Cet événement et les attitudes qu’il suscite ont fait fondre ma tolérance. Ce matin, dans un couloir du métro, un garçon d’une douzaine d’années, bien mis, pas du tout d’apparence voyou, m’a demandé de lui donner un dollar. Et avant que j’aie la moindre réaction - je le lui aurais probablement donné - le petit effronté a ajouté avec l’arrogance des êtres qui se croient supérieurs et cherchent à intimider : " De toute façon, t’as pas ben, ben le choix ". Je lui ai fait répéter ses propos, l’ai regardé droit dans les yeux et j’ai marché vers lui l’obligeant à reculer jusqu’au mur, sous le regard épouvanté de G. qui m’accompagnait. J’ai dit au garçon de déguerpir s’il ne voulait pas que je le sorte moi-même de ce lieu. Ses deux camarades m’ont dit : "Voyons, pourquoi t’es si agressive ?" La réplique classique, bien intégrée.

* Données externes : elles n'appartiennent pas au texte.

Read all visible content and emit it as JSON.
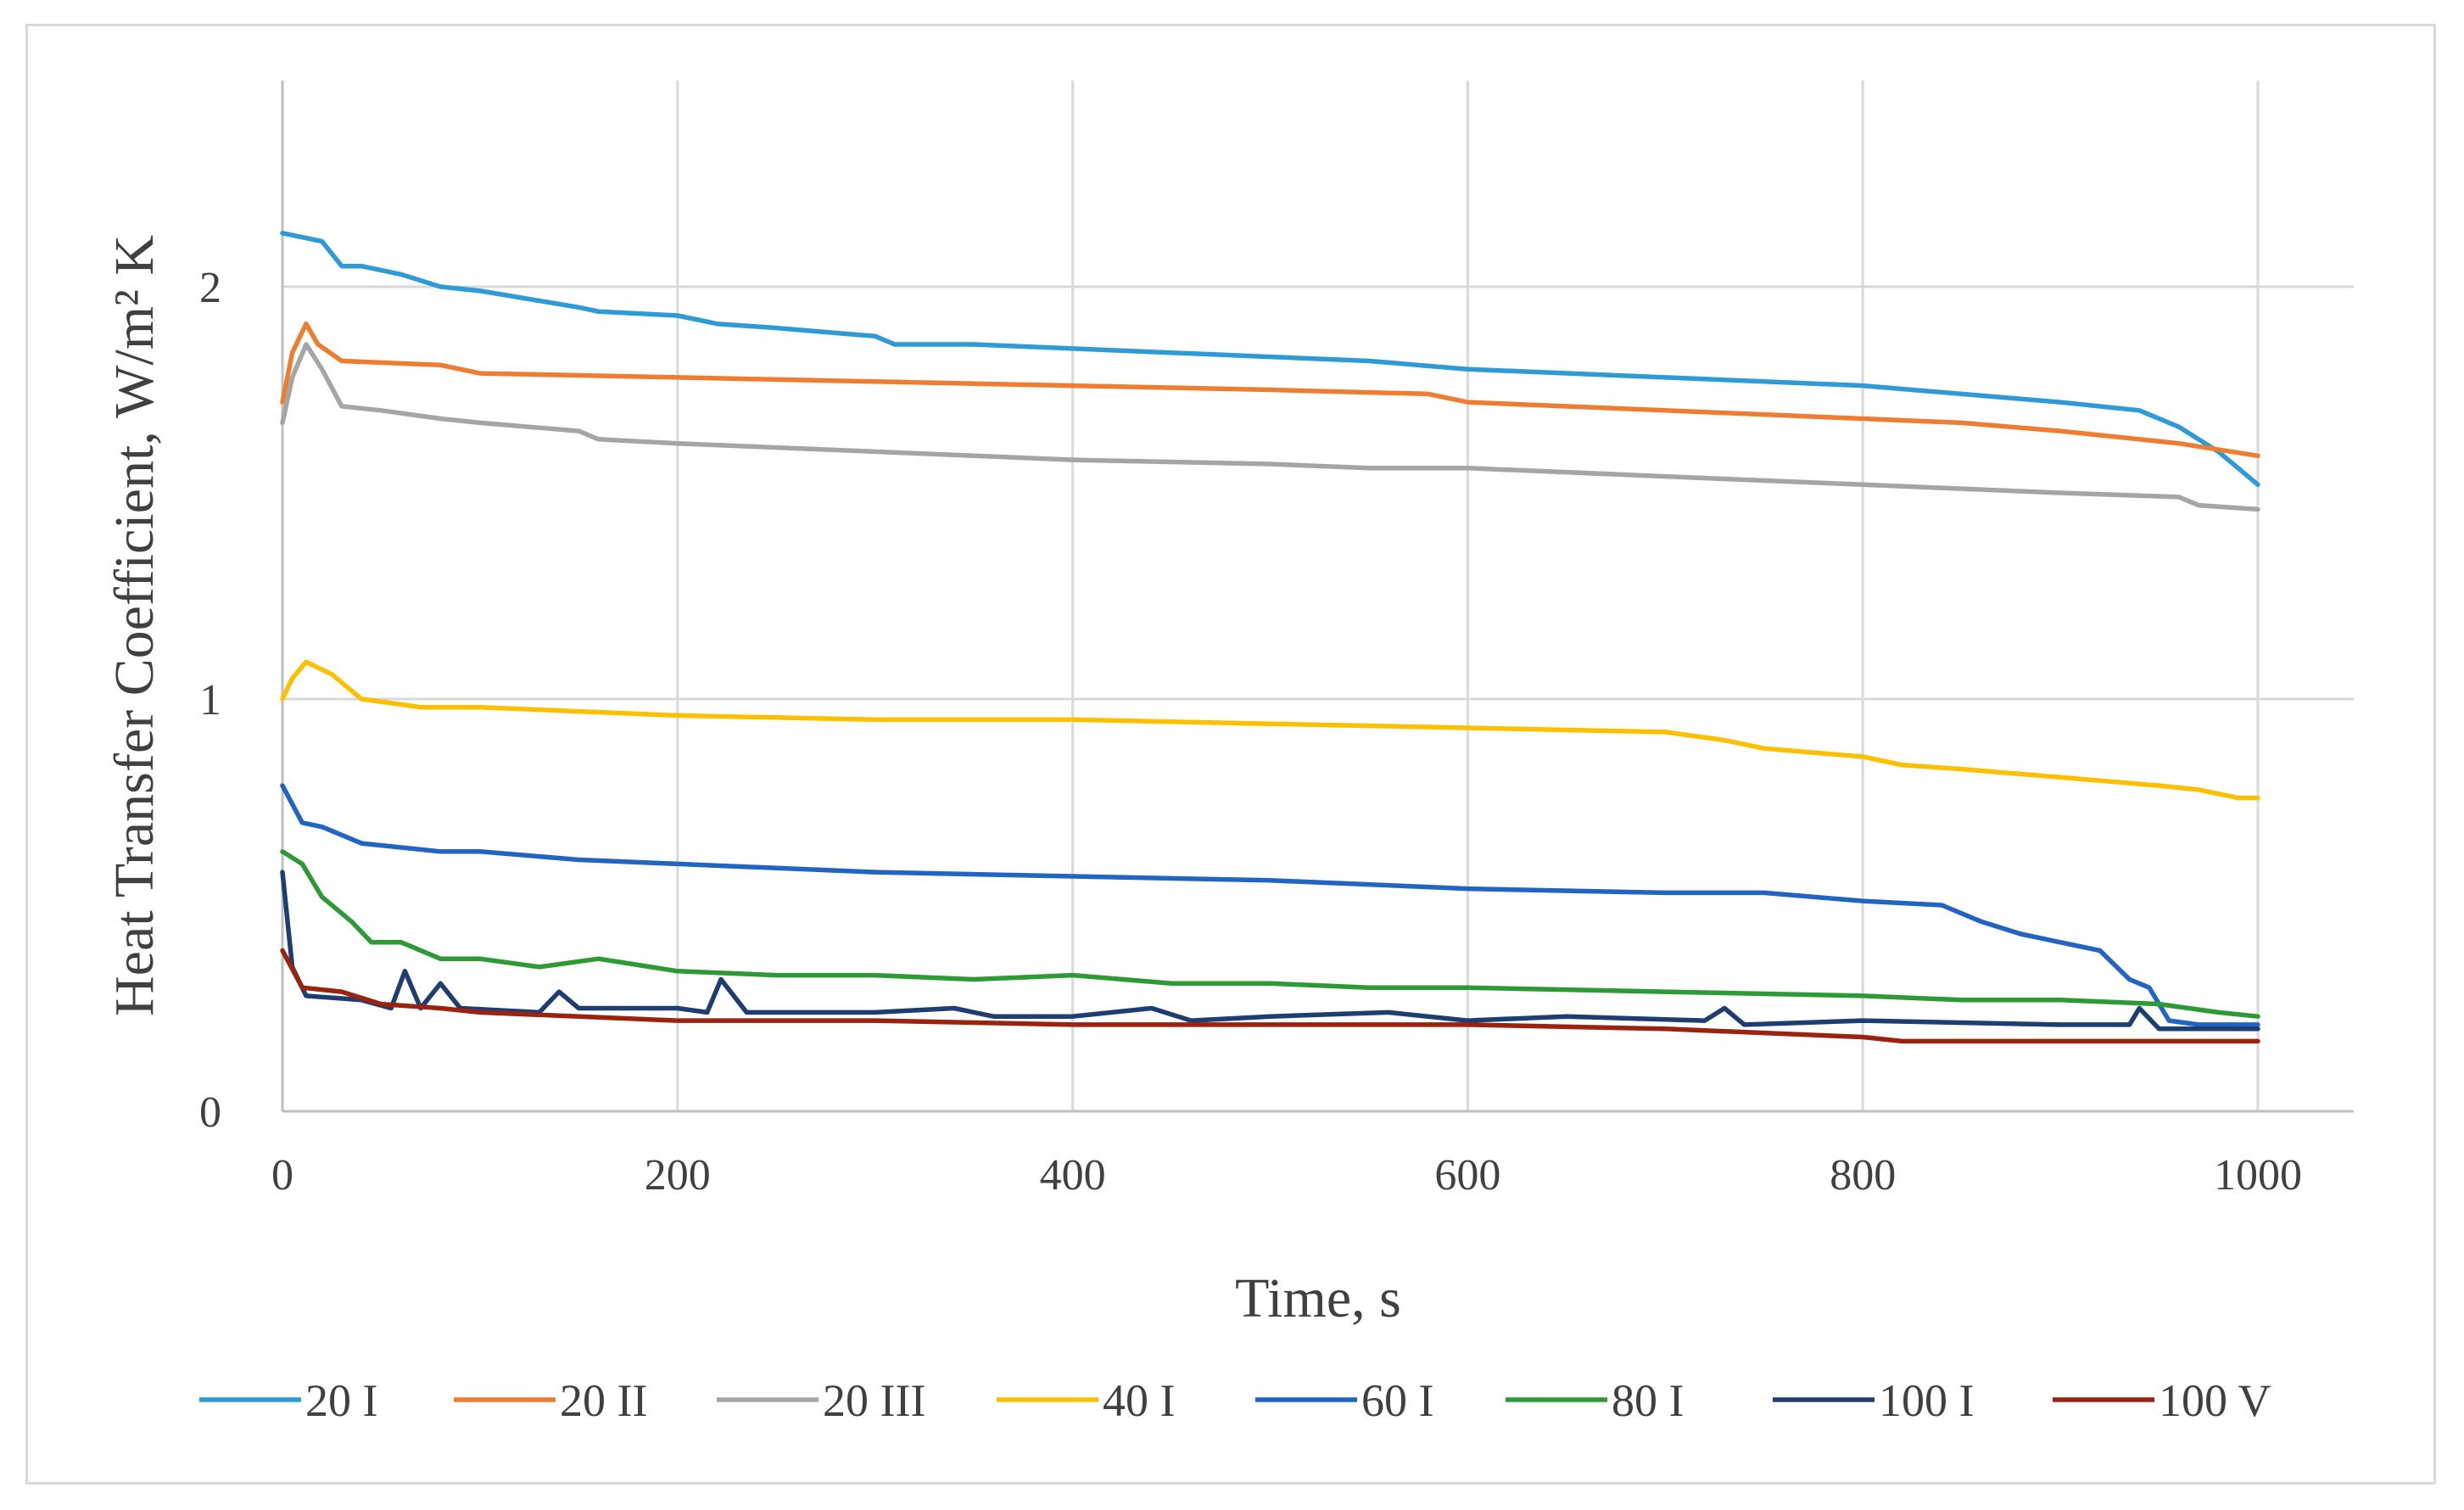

Ces Rambo en puissance sont valorisés partout, dans les films, les vidéos, les jeux électroniques, les bandes dessinées. Mais Rambo, selon le scénario, n’est pas censé rencontrer un-e adversaire à sa taille. La société prépare les futurs tueurs. D’ailleurs, Radio-Canada programmait pour ce week-end de décembre 1989 deux films dans lesquels des femmes étaient assassinées en série. On a retiré les films de la programmation, étant donné les circonstances, mais on les présentera à une date ultérieure. On a simplement différé l’administration du poison et le plaisir des sadiques qui expriment leur misogynie par personnes interposées.

Il y a quelques années, en constatant la complaisance de la majorité des hommes à l’égard de la violence et de l’exploitation sexuelle faites aux femmes et aux enfants, je me demandais si les hommes aimaient les femmes. Je me le demande toujours. Je ne veux pas dire que, sur le plan individuel, les hommes sont incapables d’aimer les femmes. (Pour beaucoup d’hommes, cependant, il s’agit d’un amour aux conditions que les femmes restent sous leur contrôle, leur soient en tout temps accessibles sexuellement et domestiquement, ne prétendent pas s’épanouir dans tous les domaines où ils le font eux-mêmes, ne leur demandent pas de modifier leur comportement et de renoncer à des privilèges injustifiés, et acceptent les attitudes égoïstes comme faisant partie de la « nature masculine ».) Sur le plan collectif, il leur semble difficile de rompre avec la solidarité masculine quand le pouvoir s’exerce contre des femmes.

Non seulement, les femmes ne peuvent pas, encore de nos jours, compter massivement sur les hommes pour mener le combat de la justice et de l’égalité, mais encore, elles se heurtent à des hommes qui leur barrent la route. L’humanité doit pourtant avancer, avec ou sans les hommes. Elle ne peut rétrograder aux valeurs patriarcales d’antan que certains voudraient réhabiliter.

Écrit à Montréal, en décembre 1989
Mis en ligne sur Sisyphe en décembre 2002

Articles apparentés :

Des hommes veulent réhabiliter Marc Lépine
C’était en décembre 1989

Micheline Carrier

P.S.

On dit que les 14 jeunes femmes ont été tuées par "un tueur fou". Il faut être fou pour avoir fait cela, dit-on. Pas du tout : il faut être misogyne et imbibé du patriarcat millénaire.